Marseille, 111 villages
Marseille, 111 villages : des archives pour tisser le vivre-ensemble.
Avec Marseille 111 villages, Cinémémoire redonne vie aux images des noyaux villageois. Partage et convivialité sont au cœur de cette initiative où l’histoire locale et le patrimoine populaire se rencontrent. A travers une collecte de films de famille et d'amateurs aboutissant à des happenings de rue et un ciné-concert, Marseille 111 villages tisse une synergie entre une association culturelle, les commerçants et les habitants d’un quartier.
Un portrait de Marseille à travers les archives familiales
Cinémathèque de films de famille et d’amateur basée à Marseille s’intéressant tout particulièrement à la Provence, Cinémémoire a réuni une riche collection d’images inédites sur support pellicule (16, 9.5, 8 et Super 8 mm) et vidéo.
Toutefois, de nombreux quartiers de Marseille sont peu présents dans cette sauvegarde du patrimoine. Marseille 111 villages vise à retrouver ces images filmées avant qu’elles ne se perdent, destin fréquent des archives personnelles. Collectées, sauvegardées, valorisées et diffusées au public, ces images deviennent un acte de partage et de résistance à la standardisation du récit urbain.
Un projet évolutif qui enrichit le patrimoine filmique
Dans chaque territoire du projet, Cinémémoire intervient en 3 temps. Tout d’abord, une phase de rencontres avec la population, les associations et les commerçants du quartier afin de faire connaître le projet et d’appeler celles et ceux qui possèdent des films datant des années 1920 à 2000 à les déposer auprès de Cinémémoire. Ces images, numérisées et indexées, rejoignent la base d’images accessibles publiquement par toutes et tous sur le site Cinémémoire.net. Ensuite, une restitution partielle est proposée à travers une diffusion des premières images collectées dans les vitrines des commerçants, et/ou lors de projections de rue.

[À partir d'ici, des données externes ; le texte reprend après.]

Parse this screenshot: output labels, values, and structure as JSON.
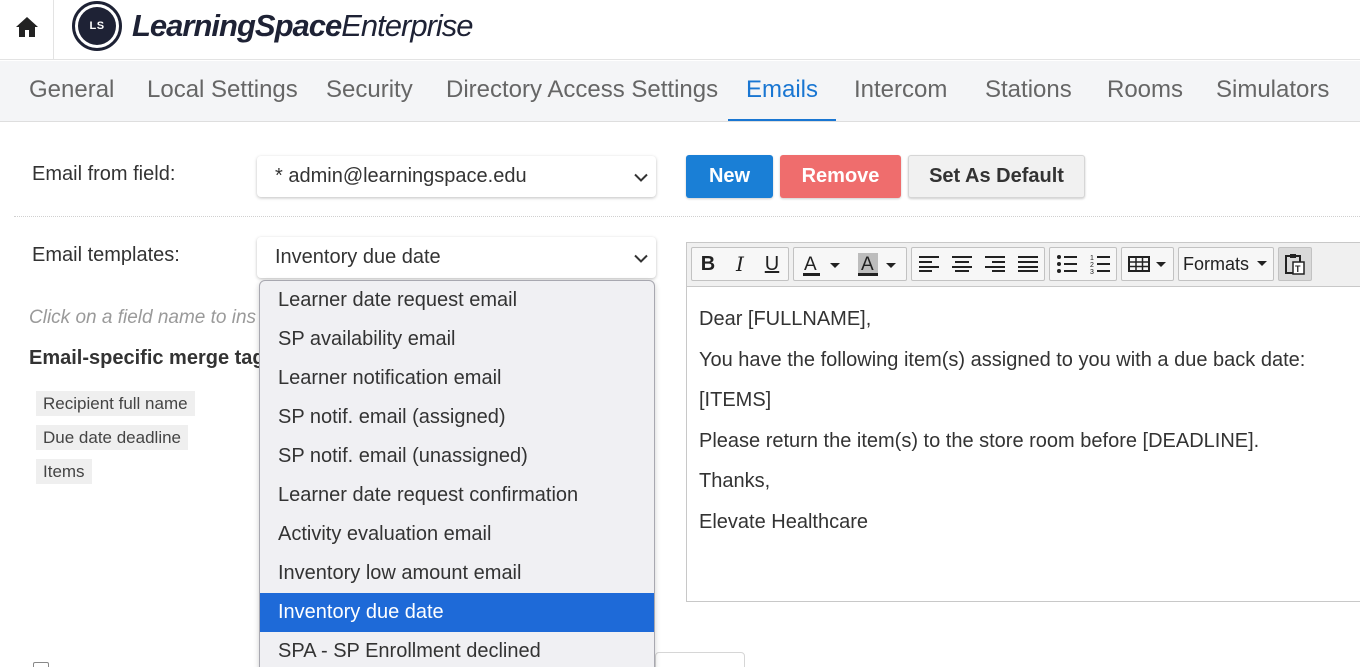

Ces animations permettent de sensibiliser de nouveau les habitants et usagers du quartier au projet, relançant ainsi la collecte de films. Elles sont aussi un premier moment de partage et de convivialité préfigurant le temps fort du ciné-concert. Aboutissement du projet à l’échelle de chaque quartier où Marseille 111 villages est déployé, un film de montage est réalisé à partir de l’ensemble des images retrouvées. Cette création est projetée avec un accompagnement musical joué live à l’occasion d’un ciné-concert. Organisé en recourant au savoir-faire des commerçants et du Comité d’Intérêt du quartier, ce spectacle convivial et populaire réunit les générations, les habitants de longue date comme les nouveaux venus dans une ambiance de guinguette. Quel plaisir et quelle surprise, pour les uns de revoir leurs grands-parents au détour d’une vue ancienne du quartier, pour les autres, de reconnaître des lieux emblématiques dont ils ne connaissent que l'aspect le plus récent !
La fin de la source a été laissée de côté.